Currently, smart assistants use a simple race to see who heard it first. The reasoning is that the device you are closest to will likely hear it first. However, in situations with echos or when you’re equidistant from multiple devices, the outcome can seem arbitrary to a user.
The implementation of DoV uses an Extra-Trees Classifier from the python sklearn toolkit. Several other machine learning algorithms were considered, but ultimately efficiency won out and Extra-Trees was selected. Another interesting facet of the research was determining what facing really means. The team had humans ‘listeners’ stand in for smart assistants. A ‘talker’ would speak the key phrase while the ‘listener’ determined if the talker was facing them or not. Based on their definition of facing, the system can determine if someone is facing the device with 90% accuracy that rises to 93% with per-room calibration.
Their algorithm as well as the data they collected has been open-sourced on GitHub. Perhaps when you’re building your own voice assistant, you can incorporate DoV to improve wake-word accuracy.
Thanks [Karan] for sending this in!
8 thoughts on “Robots Can Finally Answer, Are You Talking To Me?”
But .. since the assistant has to recognize the spoken commands, wouldn´t it be easier e less error prone to give said assistant a name and use it in commands directed to them ? If one is watching what is cooking in a pan, for example, and need to give some order to the (smart?) assistant, this one maybe cannot stop paying attention to the pan to search and look at the voice assistant.
If I have to look at the machine, it kinda defeats the reason / utility for having it listening.
Yes there should be a more fluid naming and command environment. Instead of Hey Google Turn On TV….it should be Turn on TV,…..Turn on Living room lights…..Set house AC on……False triggers would happen more which just shows that our Star Trek/Jetson home is not there yet. Speaking of false triggers….one time the TV was on and in a comedy show there was a sexual innuendo type joke about self pleasure….. suddenly my Lenovo/Google piped up and said ” Sorry I can’t help you with that…”

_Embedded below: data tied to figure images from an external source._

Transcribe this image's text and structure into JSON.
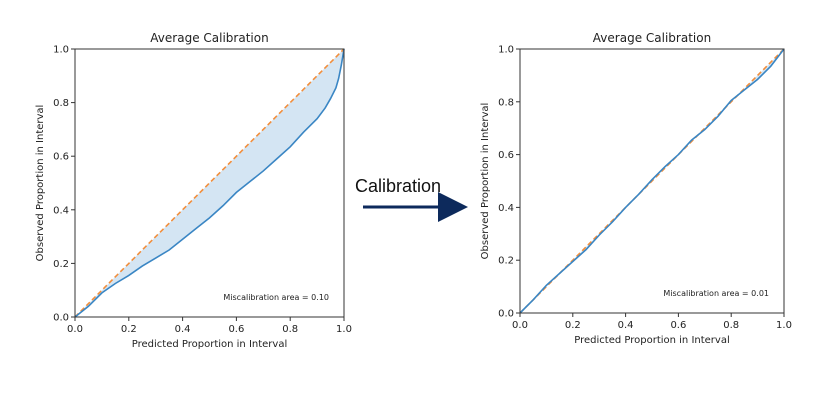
{
  "arrow": {
    "label": "Calibration",
    "color": "#0d2a5c"
  },
  "colors": {
    "model_line": "#3a86c4",
    "ideal_line": "#f28e3c",
    "fill": "#c6dcef"
  },
  "chart_data": [
    {
      "type": "line",
      "title": "Average Calibration",
      "xlabel": "Predicted Proportion in Interval",
      "ylabel": "Observed Proportion in Interval",
      "xlim": [
        0,
        1
      ],
      "ylim": [
        0,
        1
      ],
      "xticks": [
        "0.0",
        "0.2",
        "0.4",
        "0.6",
        "0.8",
        "1.0"
      ],
      "yticks": [
        "0.0",
        "0.2",
        "0.4",
        "0.6",
        "0.8",
        "1.0"
      ],
      "annotation": "Miscalibration area = 0.10",
      "grid": false,
      "fill_between": true,
      "series": [
        {
          "style": "solid",
          "x": [
            0,
            0.05,
            0.1,
            0.15,
            0.2,
            0.25,
            0.3,
            0.35,
            0.4,
            0.45,
            0.5,
            0.55,
            0.6,
            0.65,
            0.7,
            0.75,
            0.8,
            0.85,
            0.9,
            0.93,
            0.95,
            0.97,
            0.98,
            0.99,
            1.0
          ],
          "y": [
            0,
            0.04,
            0.09,
            0.125,
            0.155,
            0.19,
            0.22,
            0.25,
            0.29,
            0.33,
            0.37,
            0.415,
            0.465,
            0.505,
            0.545,
            0.59,
            0.635,
            0.69,
            0.74,
            0.78,
            0.815,
            0.855,
            0.89,
            0.94,
            1.0
          ]
        },
        {
          "style": "dashed",
          "x": [
            0,
            1
          ],
          "y": [
            0,
            1
          ]
        }
      ]
    },
    {
      "type": "line",
      "title": "Average Calibration",
      "xlabel": "Predicted Proportion in Interval",
      "ylabel": "Observed Proportion in Interval",
      "xlim": [
        0,
        1
      ],
      "ylim": [
        0,
        1
      ],
      "xticks": [
        "0.0",
        "0.2",
        "0.4",
        "0.6",
        "0.8",
        "1.0"
      ],
      "yticks": [
        "0.0",
        "0.2",
        "0.4",
        "0.6",
        "0.8",
        "1.0"
      ],
      "annotation": "Miscalibration area = 0.01",
      "grid": false,
      "fill_between": true,
      "series": [
        {
          "style": "solid",
          "x": [
            0,
            0.05,
            0.1,
            0.15,
            0.2,
            0.25,
            0.3,
            0.35,
            0.4,
            0.45,
            0.5,
            0.55,
            0.6,
            0.65,
            0.7,
            0.75,
            0.8,
            0.85,
            0.9,
            0.95,
            1.0
          ],
          "y": [
            0,
            0.05,
            0.105,
            0.15,
            0.195,
            0.24,
            0.295,
            0.345,
            0.4,
            0.45,
            0.505,
            0.555,
            0.6,
            0.655,
            0.695,
            0.745,
            0.805,
            0.845,
            0.885,
            0.935,
            1.0
          ]
        },
        {
          "style": "dashed",
          "x": [
            0,
            1
          ],
          "y": [
            0,
            1
          ]
        }
      ]
    }
  ]
}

You both seem to forget the most important bit – politeness.
The device must not react until a “please” is heard.
Otherwise, kids who grew up with these assistants will end up with bad manners and turn into cheeky brats.

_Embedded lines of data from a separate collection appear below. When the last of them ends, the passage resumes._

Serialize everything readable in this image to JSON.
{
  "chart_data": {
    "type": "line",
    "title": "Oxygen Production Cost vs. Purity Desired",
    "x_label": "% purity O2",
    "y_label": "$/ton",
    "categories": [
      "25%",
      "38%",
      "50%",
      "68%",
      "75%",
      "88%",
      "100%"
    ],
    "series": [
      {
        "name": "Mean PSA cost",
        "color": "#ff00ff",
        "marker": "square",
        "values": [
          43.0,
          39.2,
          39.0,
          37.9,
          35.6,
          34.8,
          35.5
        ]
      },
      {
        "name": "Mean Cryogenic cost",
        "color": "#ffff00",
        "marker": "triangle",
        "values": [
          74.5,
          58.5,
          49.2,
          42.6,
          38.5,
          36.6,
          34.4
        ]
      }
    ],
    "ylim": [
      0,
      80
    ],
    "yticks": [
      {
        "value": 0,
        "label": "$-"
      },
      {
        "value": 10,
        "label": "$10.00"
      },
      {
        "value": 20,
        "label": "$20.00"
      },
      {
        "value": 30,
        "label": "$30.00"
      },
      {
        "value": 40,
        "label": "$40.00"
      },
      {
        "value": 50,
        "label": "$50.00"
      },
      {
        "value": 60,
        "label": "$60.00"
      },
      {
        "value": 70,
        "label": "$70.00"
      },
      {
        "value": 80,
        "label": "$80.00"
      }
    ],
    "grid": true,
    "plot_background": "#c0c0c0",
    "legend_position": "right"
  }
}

Seriously, this command style belongs to the military, not into a civilized home. Think about it. PLEASE.
I agree with you, it would be importante also, and could even help in the workings of the software. The command sequence starts with the name assigned to the device “Jarvis” then the command “turn on the lights” and then the end-of-command marker : “Please” .
The software could have two points to improve the recognizition of the commands.

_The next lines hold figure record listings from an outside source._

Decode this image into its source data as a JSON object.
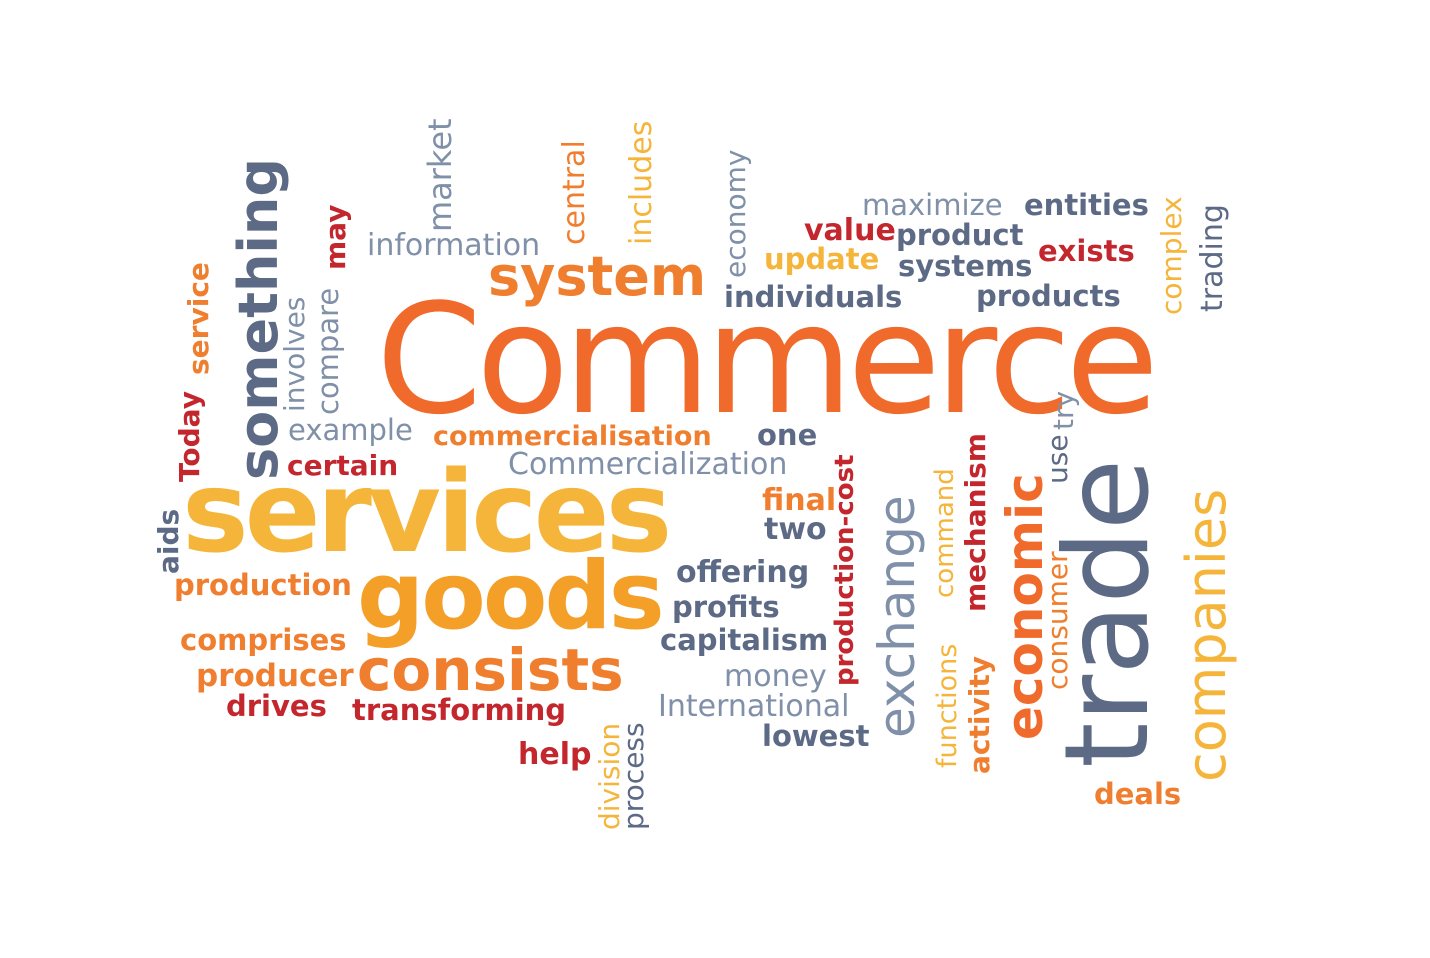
{
  "words": {
    "commerce": "Commerce",
    "services": "services",
    "goods": "goods",
    "trade": "trade",
    "companies": "companies",
    "something": "something",
    "system": "system",
    "economic": "economic",
    "exchange": "exchange",
    "consists": "consists",
    "information": "information",
    "market": "market",
    "central": "central",
    "includes": "includes",
    "economy": "economy",
    "maximize": "maximize",
    "entities": "entities",
    "value": "value",
    "product": "product",
    "exists": "exists",
    "update": "update",
    "systems": "systems",
    "complex": "complex",
    "trading": "trading",
    "individuals": "individuals",
    "products": "products",
    "may": "may",
    "compare": "compare",
    "involves": "involves",
    "service": "service",
    "today": "Today",
    "example": "example",
    "commercialisation": "commercialisation",
    "one": "one",
    "certain": "certain",
    "commercialization": "Commercialization",
    "final": "final",
    "two": "two",
    "aids": "aids",
    "production_cost": "production-cost",
    "command": "command",
    "mechanism": "mechanism",
    "use": "use",
    "try": "try",
    "consumer": "consumer",
    "functions": "functions",
    "activity": "activity",
    "production": "production",
    "offering": "offering",
    "profits": "profits",
    "capitalism": "capitalism",
    "comprises": "comprises",
    "producer": "producer",
    "money": "money",
    "international": "International",
    "drives": "drives",
    "transforming": "transforming",
    "lowest": "lowest",
    "help": "help",
    "division": "division",
    "process": "process",
    "deals": "deals"
  }
}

But giving unique names to the assistants is also important. The Jetsons called their robot Rosie, if memory serves well. And when you are working, say, in the underside of your car, you don´t get out from under it, look directly at your helper/son/friend/whatever and ask for a wrench. You would call them by name , and ask for said wrench. Same true and tested thing could work for the voice assistants, for the people that want to use them.
DoV should be additional and not heavily weighted by the device. Do you physically turn and face each person when you talk them ? Not usually. Having to face each device to command it would be like Scotty picking up a mouse and saying “Hello computer”. I command my Google controlled devices as I walk by it. If it has to take additional time to decide if I am facing it or another device would either delay the actions or cause it to not act.
I can’t stand cloud dependent, data mining, voice operated clappers.
I think the Flintstones had it right. Semi intelligent biomechanism helpers is the future. They work for their own self interest instead of some corporate entity. Just don’t piss them off with your own notions of superiority and self importance and the world will be a better place.
As a plus, if you can live harmoniously with them, you’re more likely to be socially acceptable to your own species.
voice assistant (a.k.a. dystopian technostate eavesdropping device).
Yeah. Good idea. Lets also fill our houses with always on cameras. Of course some people are stupid enough to do such a thing in the name os “security” or “comfort”